Search code examples
javamathintegerinteger-overflow

Reverting an hash code "sum"


So, rather than calculating the hash code every time, I thought I could keep an integer updated with all the changes. Imagine a setter for a property that contributes to the hash code:

public void setFoo(Foo newFoo){
    this.hashCalculator.remove(this.foo.hashCode()); // remove old hash code
    this.hashCalculator.add(newFoo.hashCode()); // add new hash code
    this.foo = newFoo; // set new foo
}

(I hope I'm not doing something stupid) I thought it would be simple math, but I am failing at implementing it.
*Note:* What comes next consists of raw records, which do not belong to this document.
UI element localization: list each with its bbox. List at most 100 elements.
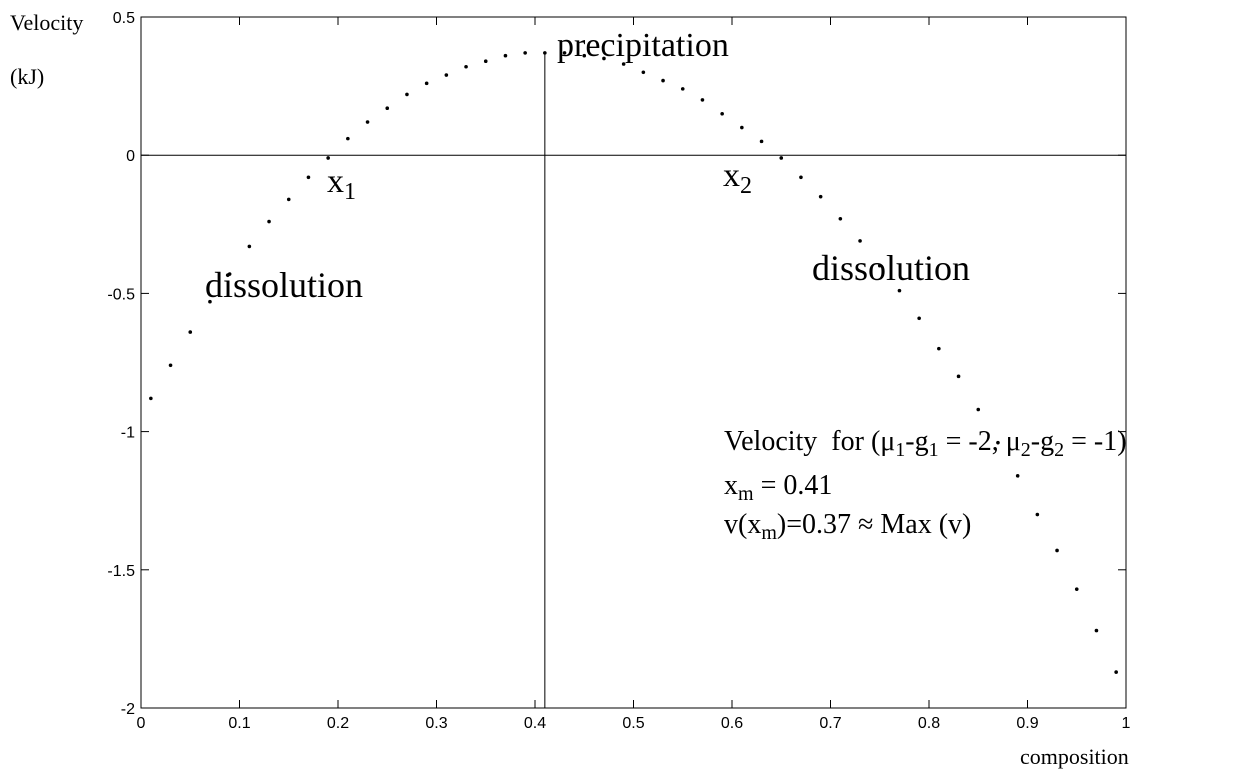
data-point	[937, 346, 941, 351]
annotation-text: = 0.41	[754, 470, 833, 501]
annotation-subscript: m	[761, 522, 777, 544]
annotation-text: x	[724, 470, 738, 501]
y-axis-label: Velocity	[10, 10, 83, 35]
data-point	[779, 156, 784, 160]
data-point	[424, 81, 429, 86]
data-point	[602, 56, 606, 61]
data-point	[562, 51, 567, 55]
annotation: dissolution	[812, 248, 970, 288]
data-point	[405, 92, 409, 97]
data-point	[464, 64, 468, 69]
annotation-text: = -1)	[1064, 426, 1126, 457]
data-point	[1015, 474, 1020, 478]
annotation-text: x	[723, 157, 740, 194]
x-tick-label: 0.7	[819, 715, 841, 732]
data-point	[700, 98, 705, 102]
x-tick-label: 0.8	[918, 715, 940, 732]
y-tick-label: -2	[121, 701, 135, 718]
data-point	[621, 62, 626, 66]
data-point	[897, 288, 902, 293]
data-point	[346, 136, 350, 141]
data-point	[838, 216, 843, 221]
x-tick-label: 0.1	[228, 715, 250, 732]
data-point	[877, 263, 882, 268]
data-point	[247, 244, 252, 249]
data-point	[286, 197, 291, 202]
data-point	[996, 440, 1000, 445]
data-point	[149, 396, 153, 401]
plot-frame	[140, 16, 1127, 709]
annotation-subscript: 2	[1054, 439, 1064, 461]
annotation-text: -g	[905, 426, 928, 457]
data-point	[661, 78, 665, 83]
data-point	[188, 330, 193, 334]
data-point	[1055, 548, 1059, 553]
data-point	[168, 363, 173, 368]
data-point	[799, 175, 803, 180]
annotation-text: precipitation	[557, 27, 729, 64]
data-point	[740, 125, 744, 130]
data-point	[858, 239, 862, 243]
y-axis-label: (kJ)	[10, 64, 44, 89]
y-tick-label: 0	[126, 148, 135, 165]
data-point	[326, 156, 330, 160]
data-point	[503, 53, 508, 58]
data-point	[267, 219, 271, 224]
x-tick-label: 0.2	[327, 715, 349, 732]
annotation-subscript: 2	[1021, 439, 1031, 461]
y-tick-label: -1.5	[107, 563, 135, 580]
data-point	[1074, 587, 1079, 591]
data-point	[818, 194, 823, 199]
annotation-text: dissolution	[812, 248, 970, 288]
data-point	[976, 407, 981, 412]
x-tick-label: 0.3	[425, 715, 447, 732]
data-point	[483, 59, 488, 64]
x-tick-label: 0.5	[622, 715, 644, 732]
data-point	[641, 70, 646, 75]
annotation-subscript: 1	[895, 439, 905, 461]
data-point	[543, 51, 547, 55]
annotation: xm = 0.41	[724, 470, 832, 505]
annotation-subscript: m	[738, 483, 754, 505]
y-tick-label: -0.5	[107, 286, 135, 303]
data-point	[385, 106, 390, 111]
data-point	[956, 374, 961, 379]
data-point	[306, 175, 311, 180]
y-tick-label: 0.5	[113, 10, 135, 27]
x-tick-label: 0.6	[721, 715, 743, 732]
data-point	[365, 120, 370, 124]
annotation-text: = -2, μ	[939, 426, 1021, 457]
x-tick-label: 0	[137, 715, 146, 732]
annotation-subscript: 1	[929, 439, 939, 461]
x-tick-label: 0.4	[524, 715, 546, 732]
annotation: precipitation	[557, 27, 729, 64]
data-point	[582, 53, 587, 58]
annotation-text: )=0.37 ≈ Max (v)	[777, 509, 971, 540]
annotation: v(xm)=0.37 ≈ Max (v)	[724, 509, 971, 544]
y-tick-label: -1	[121, 425, 135, 442]
annotation: dissolution	[205, 265, 363, 305]
annotation-text: x	[327, 163, 344, 200]
annotation-text: dissolution	[205, 265, 363, 305]
annotation-subscript: 2	[740, 173, 752, 199]
data-point	[1035, 512, 1040, 517]
data-point	[523, 51, 527, 55]
data-point	[680, 87, 685, 91]
annotation: x2	[723, 157, 752, 199]
annotation-text: -g	[1031, 426, 1054, 457]
data-point	[720, 111, 724, 116]
x-tick-label: 0.9	[1016, 715, 1038, 732]
data-point	[227, 272, 232, 276]
data-point	[208, 299, 212, 304]
data-point	[444, 73, 449, 77]
data-point	[1114, 670, 1118, 674]
x-axis-label: composition	[1020, 744, 1129, 769]
annotation: x1	[327, 163, 356, 205]
annotation: Velocity for (μ1-g1 = -2, μ2-g2 = -1)	[724, 426, 1127, 461]
data-point	[759, 139, 764, 144]
annotation-text: Velocity for (μ	[724, 426, 895, 457]
annotation-text: v(x	[724, 509, 761, 540]
data-point	[917, 316, 921, 321]
data-point	[1094, 628, 1099, 633]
I think it has something to do with overflowing integers but I'm not sure. Clearly I'm missing something. The remainder from the division should probably be added back to the value, right?

This is the code I have. At the end the result should be 1, but it's not what I get.

class HashCode
{
    public int value = 1;

    public void add(int val){
        // as suggested by effective java
        value = value * 37 + val;
    }

    public void remove(int val){
        value = (value - val) / 37;
    }
}

HashCode o = new HashCode();

for(int a = 0; a < 1000; a++){
    o.add(a);
}

for(int r = 0; r < 1000; r++){
    o.remove(r);
}

System.out.println(o.value); // should be 1

Solution

  • First: there is no way to properly reverse an operation that results in an integer overflow. Basically the problem is that you cannot know if the integer overflow happened once, twice or even more often in the previous operation. Therefore you cannot get the original value present before the last hash calculation.

    Second: the hash calculation depends on the order of applied hash values.

    ((1 * 37 + 0) * 37 + 1) * 37 + 2 = 50692
    ((1 * 37 + 2) * 37 + 1) * 37 + 0 = 53428
               ^         ^         ^ the hash values.
    

    Since the hash value change of appending the last value depends on all previous hash values you cannot just change one intermediary hash value, there is no (well performing) way to remove the impact the 1 in my previous example had on all future computations.

    This should have been obvious if you tested your loops with 1, 2, 3, etc. instead of 1000 to begin with. Without integer overflow your loops would have only worked if you remove the hash values in the opposite order you added them. That is a restriction that does not make sense to apply in "real-life". What @JB Nizet wrote in his comment is correct in my opinion.